Six doctors at a Kingston, Ont., clinic are set to retire at the end of May, meaning more than 8,000 patients will be without a primary care provider in a matter of months.
Dr. Nicholas Cristoveanu, who has been practising family medicine for 42 years, will join five colleagues planning to end their career at Frontenac Medical Associates this spring.
Cristoveanu said he wrestled with a combination of guilt, grief and relief when making the decision to hang up his stethoscope.
"It's certainly a lot of trepidation about leaving the patients," he said of the 1,800 people on his roster that includes, in some cases, up to four generations of the same family.
"It's very difficult. It's very emotional."
Millions of people across Ontario are without a family doctor and Kingston is no different. The clinic and city have been trying to attract new physicians, but there are still tens of thousands without.
'The perfect storm'
Cristoveanu said this points to a systemic problem.
A CBC News analysis published last January found more than 80 per cent of family physicians practising in Kingston were not accepting new patients.
Among the 125 doctors who were verifiably active in family medicine at the time, none told CBC they were accepting new patients from the general public.
A 2020 report from the Kingston Area Health Care Task force also found roughly 29,000 patients in the city were without a family physician.
Craig Desjardins, the city's director of strategy, innovation and partnerships who oversees doctor recruitment, said that number is still roughly accurate, estimating more than 20,000 people in the city don't have a doctor.
He described the loss of six physicians at once as a "disaster."
"That is like the perfect storm," said Desjardins.
Kingston has managed to attract 10 new family doctors since council voted to put $2 million of city money toward the effort.
It's offering physicians up to $100,000 if they sign on to practise in the community for at least five years, with the goal of adding 15 more doctors within eight years.

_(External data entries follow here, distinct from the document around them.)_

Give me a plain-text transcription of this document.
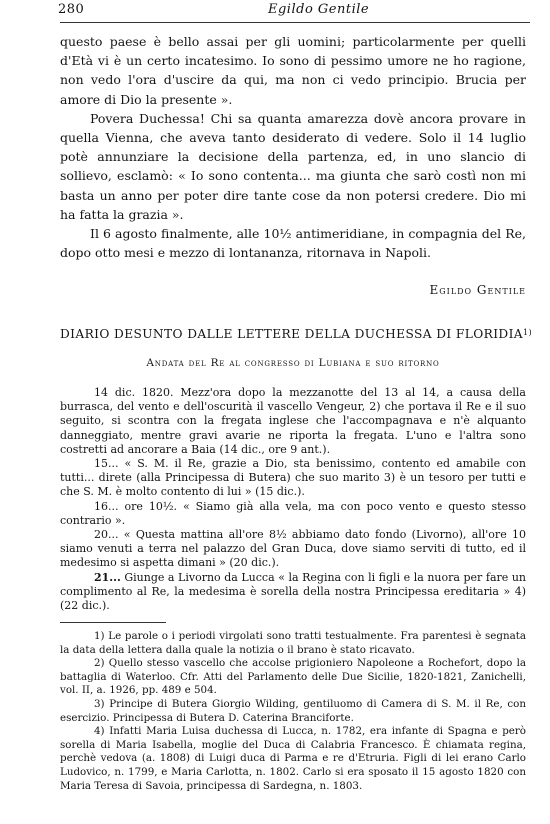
280	Egildo Gentile

questo paese è bello assai per gli uomini; particolarmente per quelli d'Età vi è un certo incatesimo. Io sono di pessimo umore ne ho ragione, non vedo l'ora d'uscire da qui, ma non ci vedo principio. Brucia per amore di Dio la presente ».

Povera Duchessa! Chi sa quanta amarezza dovè ancora provare in quella Vienna, che aveva tanto desiderato di vedere. Solo il 14 luglio potè annunziare la decisione della partenza, ed, in uno slancio di sollievo, esclamò: « Io sono contenta... ma giunta che sarò costì non mi basta un anno per poter dire tante cose da non potersi credere. Dio mi ha fatta la grazia ».

Il 6 agosto finalmente, alle 10½ antimeridiane, in compagnia del Re, dopo otto mesi e mezzo di lontananza, ritornava in Napoli.

Egildo Gentile

DIARIO DESUNTO DALLE LETTERE DELLA DUCHESSA DI FLORIDIA$^{1)}$

Andata del Re al congresso di Lubiana e suo ritorno

14 dic. 1820. Mezz'ora dopo la mezzanotte del 13 al 14, a causa della burrasca, del vento e dell'oscurità il vascello Vengeur, 2) che portava il Re e il suo seguito, si scontra con la fregata inglese che l'accompagnava e n'è alquanto danneggiato, mentre gravi avarie ne riporta la fregata. L'uno e l'altra sono costretti ad ancorare a Baia (14 dic., ore 9 ant.).

15... « S. M. il Re, grazie a Dio, sta benissimo, contento ed amabile con tutti... direte (alla Principessa di Butera) che suo marito 3) è un tesoro per tutti e che S. M. è molto contento di lui » (15 dic.).

16... ore 10½. « Siamo già alla vela, ma con poco vento e questo stesso contrario ».

20... « Questa mattina all'ore 8½ abbiamo dato fondo (Livorno), all'ore 10 siamo venuti a terra nel palazzo del Gran Duca, dove siamo serviti di tutto, ed il medesimo si aspetta dimani » (20 dic.).

21... Giunge a Livorno da Lucca « la Regina con li figli e la nuora per fare un complimento al Re, la medesima è sorella della nostra Principessa ereditaria » 4) (22 dic.).

1) Le parole o i periodi virgolati sono tratti testualmente. Fra parentesi è segnata la data della lettera dalla quale la notizia o il brano è stato ricavato.

2) Quello stesso vascello che accolse prigioniero Napoleone a Rochefort, dopo la battaglia di Waterloo. Cfr. Atti del Parlamento delle Due Sicilie, 1820-1821, Zanichelli, vol. II, a. 1926, pp. 489 e 504.

3) Principe di Butera Giorgio Wilding, gentiluomo di Camera di S. M. il Re, con esercizio. Principessa di Butera D. Caterina Branciforte.

4) Infatti Maria Luisa duchessa di Lucca, n. 1782, era infante di Spagna e però sorella di Maria Isabella, moglie del Duca di Calabria Francesco. È chiamata regina, perchè vedova (a. 1808) di Luigi duca di Parma e re d'Etruria. Figli di lei erano Carlo Ludovico, n. 1799, e Maria Carlotta, n. 1802. Carlo si era sposato il 15 agosto 1820 con Maria Teresa di Savoia, principessa di Sardegna, n. 1803.
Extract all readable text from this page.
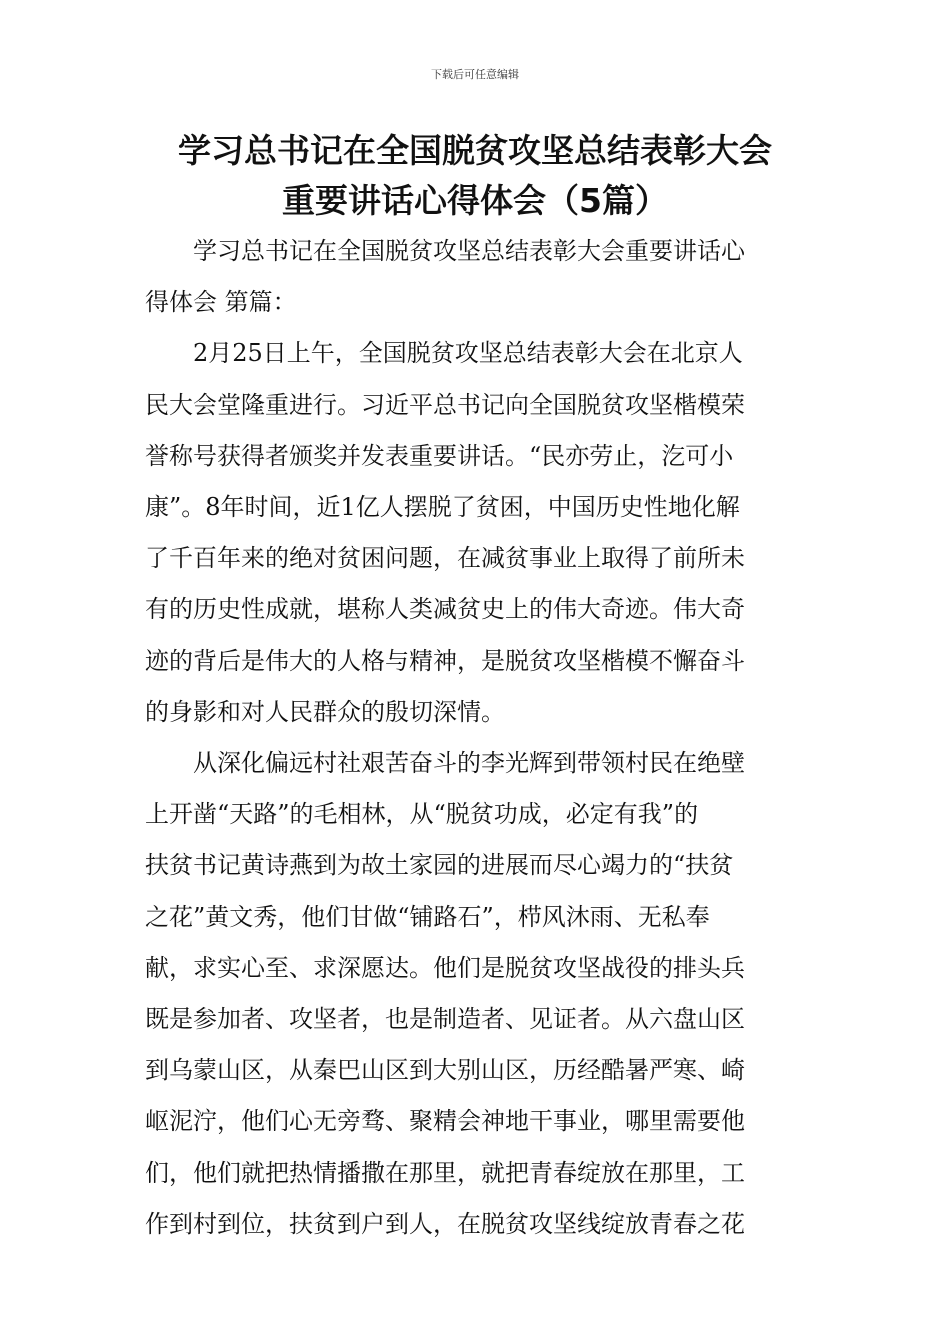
下载后可任意编辑
学习总书记在全国脱贫攻坚总结表彰大会
重要讲话心得体会（5篇）
学习总书记在全国脱贫攻坚总结表彰大会重要讲话心
得体会 第篇：
2月25日上午，全国脱贫攻坚总结表彰大会在北京人
民大会堂隆重进行。习近平总书记向全国脱贫攻坚楷模荣
誉称号获得者颁奖并发表重要讲话。“民亦劳止，汔可小
康”。8年时间，近1亿人摆脱了贫困，中国历史性地化解
了千百年来的绝对贫困问题，在减贫事业上取得了前所未
有的历史性成就，堪称人类减贫史上的伟大奇迹。伟大奇
迹的背后是伟大的人格与精神，是脱贫攻坚楷模不懈奋斗
的身影和对人民群众的殷切深情。
从深化偏远村社艰苦奋斗的李光辉到带领村民在绝壁
上开凿“天路”的毛相林，从“脱贫功成，必定有我”的
扶贫书记黄诗燕到为故土家园的进展而尽心竭力的“扶贫
之花”黄文秀，他们甘做“铺路石”，栉风沐雨、无私奉
献，求实心至、求深愿达。他们是脱贫攻坚战役的排头兵
既是参加者、攻坚者，也是制造者、见证者。从六盘山区
到乌蒙山区，从秦巴山区到大别山区，历经酷暑严寒、崎
岖泥泞，他们心无旁骛、聚精会神地干事业，哪里需要他
们，他们就把热情播撒在那里，就把青春绽放在那里，工
作到村到位，扶贫到户到人，在脱贫攻坚线绽放青春之花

Officials are in serious negotiations with four or five more, according to Desjardins, but physicians continue to retire, meaning the additions haven't cut down on patient wait-lists.
"I'm reminded of the story of the young Dutch boy putting his finger in the dyke to try and stop the water," he said. "We're not actually making headway."

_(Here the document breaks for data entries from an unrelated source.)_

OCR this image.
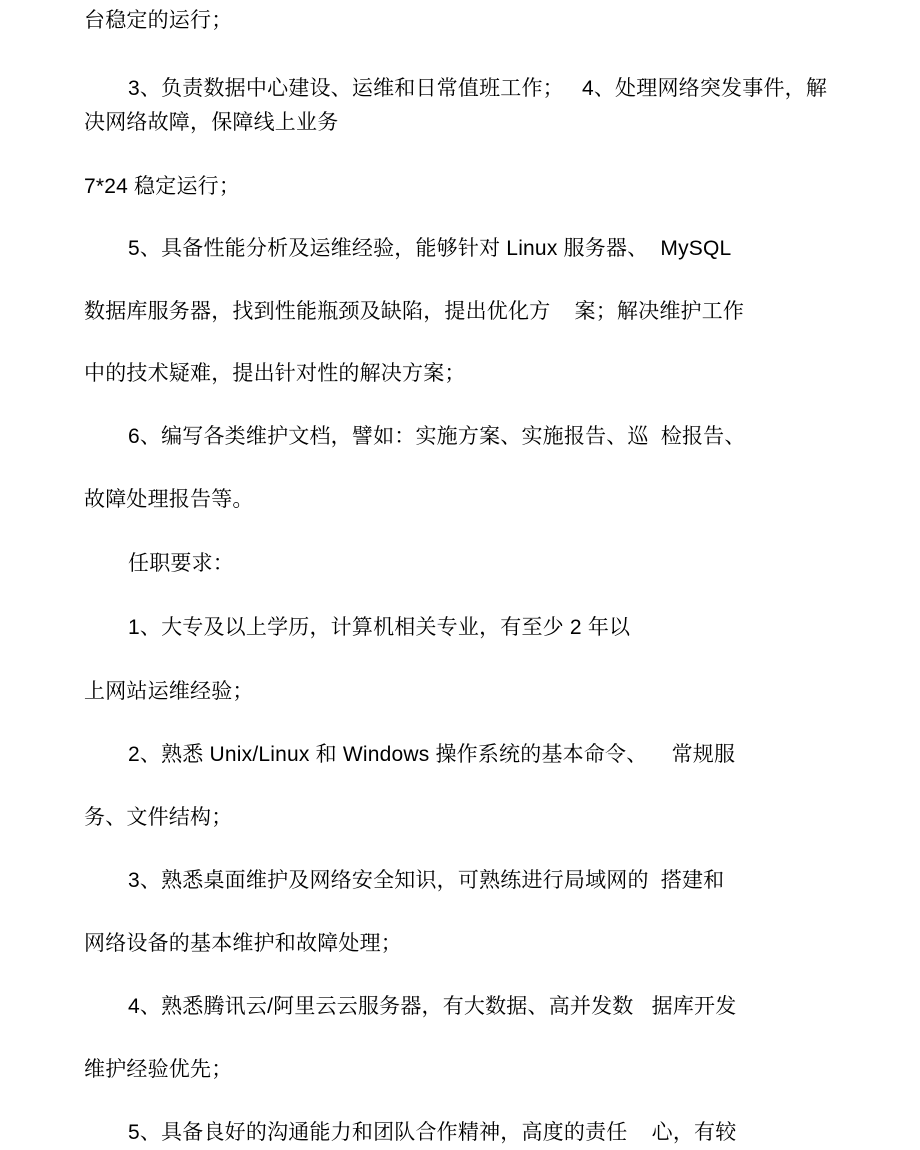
台稳定的运行；
3、负责数据中心建设、运维和日常值班工作；   4、处理网络突发事件，解决网络故障，保障线上业务
7*24 稳定运行；
5、具备性能分析及运维经验，能够针对 Linux 服务器、  MySQL
数据库服务器，找到性能瓶颈及缺陷，提出优化方    案；解决维护工作
中的技术疑难，提出针对性的解决方案；
6、编写各类维护文档，譬如：实施方案、实施报告、巡  检报告、
故障处理报告等。
任职要求：
1、大专及以上学历，计算机相关专业，有至少 2 年以
上网站运维经验；
2、熟悉 Unix/Linux 和 Windows 操作系统的基本命令、    常规服
务、文件结构；
3、熟悉桌面维护及网络安全知识，可熟练进行局域网的  搭建和
网络设备的基本维护和故障处理；
4、熟悉腾讯云/阿里云云服务器，有大数据、高并发数   据库开发
维护经验优先；
5、具备良好的沟通能力和团队合作精神，高度的责任    心，有较
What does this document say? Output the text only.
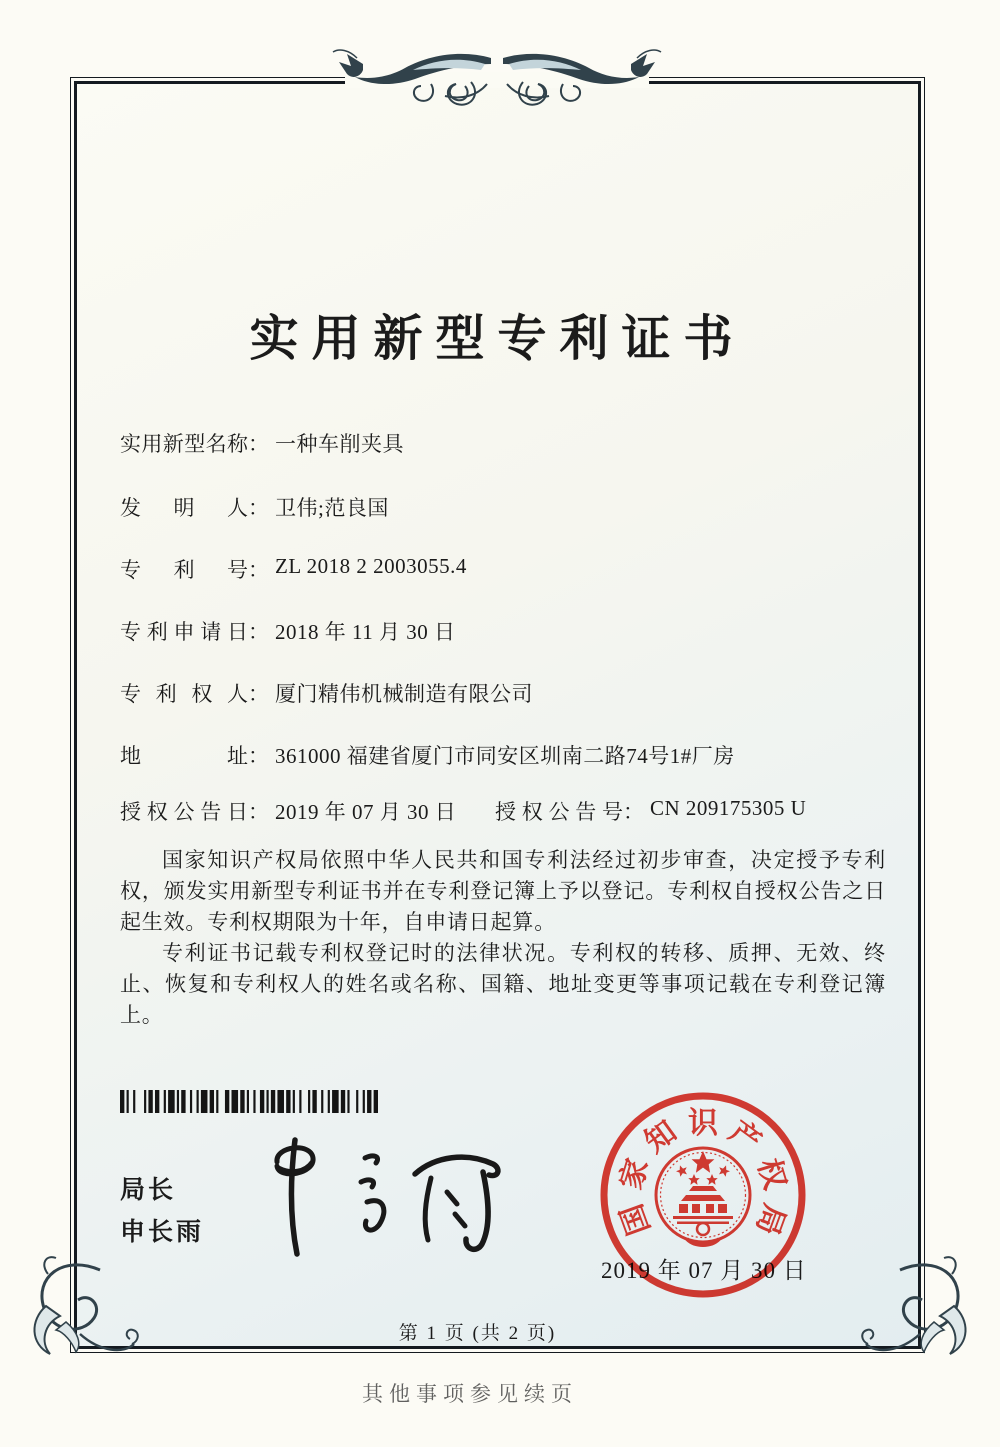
实用新型专利证书
实用新型名称： 一种车削夹具
发明人： 卫伟;范良国
专利号： ZL 2018 2 2003055.4
专利申请日： 2018 年 11 月 30 日
专利权人： 厦门精伟机械制造有限公司
地址： 361000 福建省厦门市同安区圳南二路74号1#厂房
授权公告日： 2019 年 07 月 30 日 授权公告号： CN 209175305 U

国家知识产权局依照中华人民共和国专利法经过初步审查，决定授予专利权，颁发实用新型专利证书并在专利登记簿上予以登记。专利权自授权公告之日起生效。专利权期限为十年，自申请日起算。

专利证书记载专利权登记时的法律状况。专利权的转移、质押、无效、终止、恢复和专利权人的姓名或名称、国籍、地址变更等事项记载在专利登记簿上。

局长
申长雨
2019 年 07 月 30 日
国
家
知 识 产
权
局
第 1 页 (共 2 页)
其他事项参见续页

He pointed out health care is a provincial matter and the city would appreciate more financial support from the Ontario government, along with an Ontario-wide strategy that didn't pit communities against each other when it comes to getting doctors.

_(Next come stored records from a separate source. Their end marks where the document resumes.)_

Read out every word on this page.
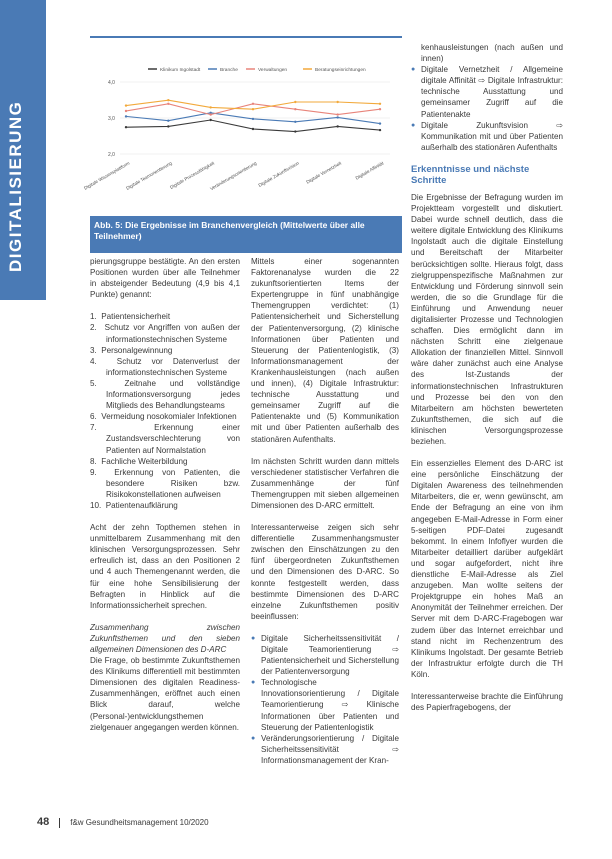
DIGITALISIERUNG
Klinikum Ingolstadt	Branche	Verwaltungen	Beratungseinrichtungen
4,0
3,0
2,0
Digitale Wissensplattform
Digitale Teamorientierung
Digitale Prozessfähigkeit
Veränderungsorientierung Digitale Zukunftsvision Digitale Vernetzheit	Digitale Affinität
Abb. 5: Die Ergebnisse im Branchenvergleich (Mittelwerte über alle Teilnehmer)

pierungsgruppe bestätigte. An den ersten Positionen wurden über alle Teilnehmer in absteigender Bedeutung (4,9 bis 4,1 Punkte) genannt:

1.  Patientensicherheit
2.  Schutz vor Angriffen von außen der informationstechnischen Systeme
3.  Personalgewinnung
4.  Schutz vor Datenverlust der informationstechnischen Systeme
5.  Zeitnahe und vollständige Informationsversorgung jedes Mitglieds des Behandlungsteams
6.  Vermeidung nosokomialer Infektionen
7.  Erkennung einer Zustandsverschlechterung von Patienten auf Normalstation
8.  Fachliche Weiterbildung
9.  Erkennung von Patienten, die besondere Risiken bzw. Risikokonstellationen aufweisen
10.  Patientenaufklärung

Acht der zehn Topthemen stehen in unmittelbarem Zusammenhang mit den klinischen Versorgungsprozessen. Sehr erfreulich ist, dass an den Positionen 2 und 4 auch Themengenannt werden, die für eine hohe Sensibilisierung der Befragten in Hinblick auf die Informationssicherheit sprechen.

Zusammenhang zwischen Zukunftsthemen und den sieben allgemeinen Dimensionen des D-ARC

Die Frage, ob bestimmte Zukunftsthemen des Klinikums differentiell mit bestimmten Dimensionen des digitalen Readiness-Zusammenhängen, eröffnet auch einen Blick darauf, welche (Personal-)entwicklungsthemen zielgenauer angegangen werden können.

Mittels einer sogenannten Faktorenanalyse wurden die 22 zukunftsorientierten Items der Expertengruppe in fünf unabhängige Themengruppen verdichtet: (1) Patientensicherheit und Sicherstellung der Patientenversorgung, (2) klinische Informationen über Patienten und Steuerung der Patientenlogistik, (3) Informationsmanagement der Krankenhausleistungen (nach außen und innen), (4) Digitale Infrastruktur: technische Ausstattung und gemeinsamer Zugriff auf die Patientenakte und (5) Kommunikation mit und über Patienten außerhalb des stationären Aufenthalts.

Im nächsten Schritt wurden dann mittels verschiedener statistischer Verfahren die Zusammenhänge der fünf Themengruppen mit sieben allgemeinen Dimensionen des D-ARC ermittelt.

Interessanterweise zeigen sich sehr differentielle Zusammenhangsmuster zwischen den Einschätzungen zu den fünf übergeordneten Zukunftsthemen und den Dimensionen des D-ARC. So konnte festgestellt werden, dass bestimmte Dimensionen des D-ARC einzelne Zukunftsthemen positiv beeinflussen:

● Digitale Sicherheitssensitivität / Digitale Teamorientierung ⇨ Patientensicherheit und Sicherstellung der Patientenversorgung
● Technologische Innovationsorientierung / Digitale Teamorientierung ⇨ Klinische Informationen über Patienten und Steuerung der Patientenlogistik
● Veränderungsorientierung / Digitale Sicherheitssensitivität ⇨ Informationsmanagement der Kran-

kenhausleistungen (nach außen und innen)

● Digitale Vernetzheit / Allgemeine digitale Affinität ⇨ Digitale Infrastruktur: technische Ausstattung und gemeinsamer Zugriff auf die Patientenakte
● Digitale Zukunftsvision ⇨ Kommunikation mit und über Patienten außerhalb des stationären Aufenthalts
Erkenntnisse und nächste Schritte

Die Ergebnisse der Befragung wurden im Projektteam vorgestellt und diskutiert. Dabei wurde schnell deutlich, dass die weitere digitale Entwicklung des Klinikums Ingolstadt auch die digitale Einstellung und Bereitschaft der Mitarbeiter berücksichtigen sollte. Hieraus folgt, dass zielgruppenspezifische Maßnahmen zur Entwicklung und Förderung sinnvoll sein werden, die so die Grundlage für die Einführung und Anwendung neuer digitalisierter Prozesse und Technologien schaffen. Dies ermöglicht dann im nächsten Schritt eine zielgenaue Allokation der finanziellen Mittel. Sinnvoll wäre daher zunächst auch eine Analyse des Ist-Zustands der informationstechnischen Infrastrukturen und Prozesse bei den von den Mitarbeitern am höchsten bewerteten Zukunftsthemen, die sich auf die klinischen Versorgungsprozesse beziehen.

Ein essenzielles Element des D-ARC ist eine persönliche Einschätzung der Digitalen Awareness des teilnehmenden Mitarbeiters, die er, wenn gewünscht, am Ende der Befragung an eine von ihm angegeben E-Mail-Adresse in Form einer 5-seitigen PDF-Datei zugesandt bekommt. In einem Infoflyer wurden die Mitarbeiter detailliert darüber aufgeklärt und sogar aufgefordert, nicht ihre dienstliche E-Mail-Adresse als Ziel anzugeben. Man wollte seitens der Projektgruppe ein hohes Maß an Anonymität der Teilnehmer erreichen. Der Server mit dem D-ARC-Fragebogen war zudem über das Internet erreichbar und stand nicht im Rechenzentrum des Klinikums Ingolstadt. Der gesamte Betrieb der Infrastruktur erfolgte durch die TH Köln.

Interessanterweise brachte die Einführung des Papierfragebogens, der

48	f&w Gesundheitsmanagement 10/2020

Government says Ontario is 'leading the country'
In a statement to CBC, a Ministry of Health spokesperson wrote nearly 8,000 doctors have registered to work in Ontario since the current government took office in 2018.
The province is "leading the country with 90 per cent of Ontarians having a family doctor or primary health-care provider," spokesperson Hannah Jensen wrote in the email.
Jenson also wrote the government has added positions at medical schools and worked to allow internationally-educated health-care workers to get a job in Ontario.
Cristoveanu said he and the other doctors at the clinic have been trying to give it an injection of "younger blood" for years.
They placed ads in medical magazines, built connections with graduating medical residents and even tried recruiting services, but had no luck.
Patients losing their 'quarterback'
Cristoveanu said the real burden is carried by the patients who don't have a doctor to act as their "quarterback," helping them navigate the system and connect them with specialists.
Devoe Dyette is facing that reality soon. He was a patient of Dr. Gregory Patey for 30 years and describes him as "caring" and "irreplaceable."
Patey is among those set to retire this spring leaving Dyette, his ex-wife and children without a doctor.
"We don't know where to turn," he said during a visit to the clinic on Wednesday. "It's frightening."
Two doctors will remain at the clinic after the other six retire.
Dr. Lili Mileva, part of the remaining pair, said she's taken on as many of her colleagues' patients as she can.
She isn't sure what the health centre will look like after they're gone.
"I feel sad that I cannot help everyone," Dr. Mileva said. "I need to say no, just as a self preservation, because it's humanly impossible to take 8,000 patients."